Could online tutors and AI be the future of teaching?
Pakeman primary school in north London has nearly 4,000 primary school children in Britain signed up for weekly one-to-one maths sessions with tutors based in India and Sri Lanka. The lessons, provided by a company called Third Space Learning, are targeted at pupils struggling with math, particularly those from disadvantaged backgrounds.
From next year, the platform will become one of the first examples of artificial intelligence (AI) software being used to monitor, and ideally improve, teaching.
Together with scientists at University College London (UCL), the company has analysed around 100,000 hours of audio and written data from its tutorials, with the goal of identifying what makes a good teacher and a successful lesson.

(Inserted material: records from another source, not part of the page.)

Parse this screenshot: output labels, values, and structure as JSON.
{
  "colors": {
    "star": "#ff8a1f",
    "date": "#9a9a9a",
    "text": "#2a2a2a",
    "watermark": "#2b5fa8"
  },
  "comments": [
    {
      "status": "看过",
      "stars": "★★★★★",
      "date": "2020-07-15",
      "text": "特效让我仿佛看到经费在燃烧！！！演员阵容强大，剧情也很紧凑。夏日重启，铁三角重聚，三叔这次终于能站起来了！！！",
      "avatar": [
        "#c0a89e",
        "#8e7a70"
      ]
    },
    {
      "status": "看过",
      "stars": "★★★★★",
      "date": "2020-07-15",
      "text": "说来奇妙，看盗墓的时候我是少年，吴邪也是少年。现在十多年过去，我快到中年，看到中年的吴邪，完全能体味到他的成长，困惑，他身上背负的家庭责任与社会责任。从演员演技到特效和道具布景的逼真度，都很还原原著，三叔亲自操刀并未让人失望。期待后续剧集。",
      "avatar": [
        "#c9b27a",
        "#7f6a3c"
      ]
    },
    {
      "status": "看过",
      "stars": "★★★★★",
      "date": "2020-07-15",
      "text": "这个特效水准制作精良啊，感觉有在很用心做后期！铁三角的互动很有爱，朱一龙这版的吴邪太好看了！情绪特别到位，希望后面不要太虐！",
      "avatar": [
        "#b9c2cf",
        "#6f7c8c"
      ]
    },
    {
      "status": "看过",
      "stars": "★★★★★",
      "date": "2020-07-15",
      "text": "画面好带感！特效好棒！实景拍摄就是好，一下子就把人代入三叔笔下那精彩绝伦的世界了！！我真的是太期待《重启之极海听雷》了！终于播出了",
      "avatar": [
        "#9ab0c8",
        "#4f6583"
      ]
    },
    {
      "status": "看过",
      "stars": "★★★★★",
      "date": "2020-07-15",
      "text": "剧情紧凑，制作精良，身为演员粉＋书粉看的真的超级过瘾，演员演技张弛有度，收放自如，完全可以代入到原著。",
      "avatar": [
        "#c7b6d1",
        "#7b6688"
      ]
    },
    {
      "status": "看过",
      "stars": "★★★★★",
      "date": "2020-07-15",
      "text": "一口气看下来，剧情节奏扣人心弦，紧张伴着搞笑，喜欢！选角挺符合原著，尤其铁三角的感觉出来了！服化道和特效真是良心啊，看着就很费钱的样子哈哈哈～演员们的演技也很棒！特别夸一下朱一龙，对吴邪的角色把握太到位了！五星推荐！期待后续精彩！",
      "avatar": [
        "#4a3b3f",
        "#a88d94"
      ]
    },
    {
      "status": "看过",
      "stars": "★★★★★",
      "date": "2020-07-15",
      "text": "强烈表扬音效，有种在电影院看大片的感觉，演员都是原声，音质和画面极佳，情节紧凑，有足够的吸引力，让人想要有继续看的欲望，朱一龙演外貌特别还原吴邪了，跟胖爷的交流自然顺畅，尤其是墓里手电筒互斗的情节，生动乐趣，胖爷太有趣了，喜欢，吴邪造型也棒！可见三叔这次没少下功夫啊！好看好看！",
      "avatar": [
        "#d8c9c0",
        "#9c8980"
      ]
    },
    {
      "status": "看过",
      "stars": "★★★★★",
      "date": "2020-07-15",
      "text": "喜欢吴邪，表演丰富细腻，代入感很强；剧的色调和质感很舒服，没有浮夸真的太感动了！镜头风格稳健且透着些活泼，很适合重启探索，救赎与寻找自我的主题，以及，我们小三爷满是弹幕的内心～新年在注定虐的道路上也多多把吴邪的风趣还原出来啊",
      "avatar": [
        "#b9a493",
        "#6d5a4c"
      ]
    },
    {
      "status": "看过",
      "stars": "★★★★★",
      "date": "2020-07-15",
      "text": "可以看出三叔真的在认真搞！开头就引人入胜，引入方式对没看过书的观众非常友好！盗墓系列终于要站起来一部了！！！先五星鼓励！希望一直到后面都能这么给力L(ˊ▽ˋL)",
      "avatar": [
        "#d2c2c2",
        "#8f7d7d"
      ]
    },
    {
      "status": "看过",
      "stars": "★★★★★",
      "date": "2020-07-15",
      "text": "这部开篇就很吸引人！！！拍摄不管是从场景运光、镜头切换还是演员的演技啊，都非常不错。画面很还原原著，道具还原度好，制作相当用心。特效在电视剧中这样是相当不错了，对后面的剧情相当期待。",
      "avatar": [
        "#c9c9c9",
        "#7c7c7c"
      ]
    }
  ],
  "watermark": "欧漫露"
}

Tom Hooper, the company’s CEO, said: “We’re looking to optimise lessons based on the knowledge we gain. We’ve recorded every lesson that we’ve ever done. By using the data, we’ve been trying to introduce AI to augment the teaching”.
Initially, the company’s 300 tutors will receive real-time, automated interventions from the teaching software when it detects that a lesson may be veering off-course.
Pupils on the programme have a 45-minute session with the same tutor each week. They communicate through a headset and a shared “whiteboard” (they can’t see each other). The lessons at Pakeman school are tailored to the individual, including visual rewards linked to the child’s interests. Premier League strikers for nearby Arsenal, cute animals and pink, iced doughnuts flash up on the screens.
In addition to the raw audio data, each lesson has various success metrics attached: how many problems completed, how useful the pupil found the session, how the tutor rated it. Using machine learning algorithms to sift through the dataset, the UCL team has started to look for patterns.
An early analysis found, perhaps unsurprisingly, that when tutors speak too quickly, the pupil is more likely to lose interest. Leaving sufficient time for the child to respond or pose their own questions was also found to be a factor in the lesson’s success, according to Hooper. These observations are likely to form the basis of the initial prompts that the tutors will receive, probably in the form of messages flashing up on their screen.
“We’re going to be drip-feeding it in in relatively simple ways to start with,” said Hooper.
As the technology evolves, the interventions could become more sophisticated and the software might play a more active role in teaching, raising questions about the extent to which intelligent software could replace human teachers.
Rose Luckin, a professor of learner centred design at University College London, who is collaborating with Third Space Learning on the project, said: “What we are very interested in is the right blend of human and artificial intelligence in the classroom – identifying that sweet spot.”
According to Luckin, AI provides a unique opportunity to assess which teaching strategies are working and to individualise teaching.
“It would be able to say, for this child at the moment, Jolly Phonics is working well,” she said. “You would be able to look back over their reading process and see which interventions worked. The potential for the use of AI to make education tractable and visible is huge.”
However, she predicts that the insights gleaned from AI will often be applied by human teachers. “What I’m really concerned about is that people don’t run away with the idea that kids have to be plugged into the computer,” she said. “It’s about so much more than that.”
Hooper agreed that the aim is not to replace teachers with robots. “There’s a slightly dubious conversation about how AI will make humans irrelevant, but it’s not at all about replacing humans,” he said. “Our whole belief is that for children disengaged with the subject, who are lacking in confidence, people is what matter. An algorithm can’t provide that.”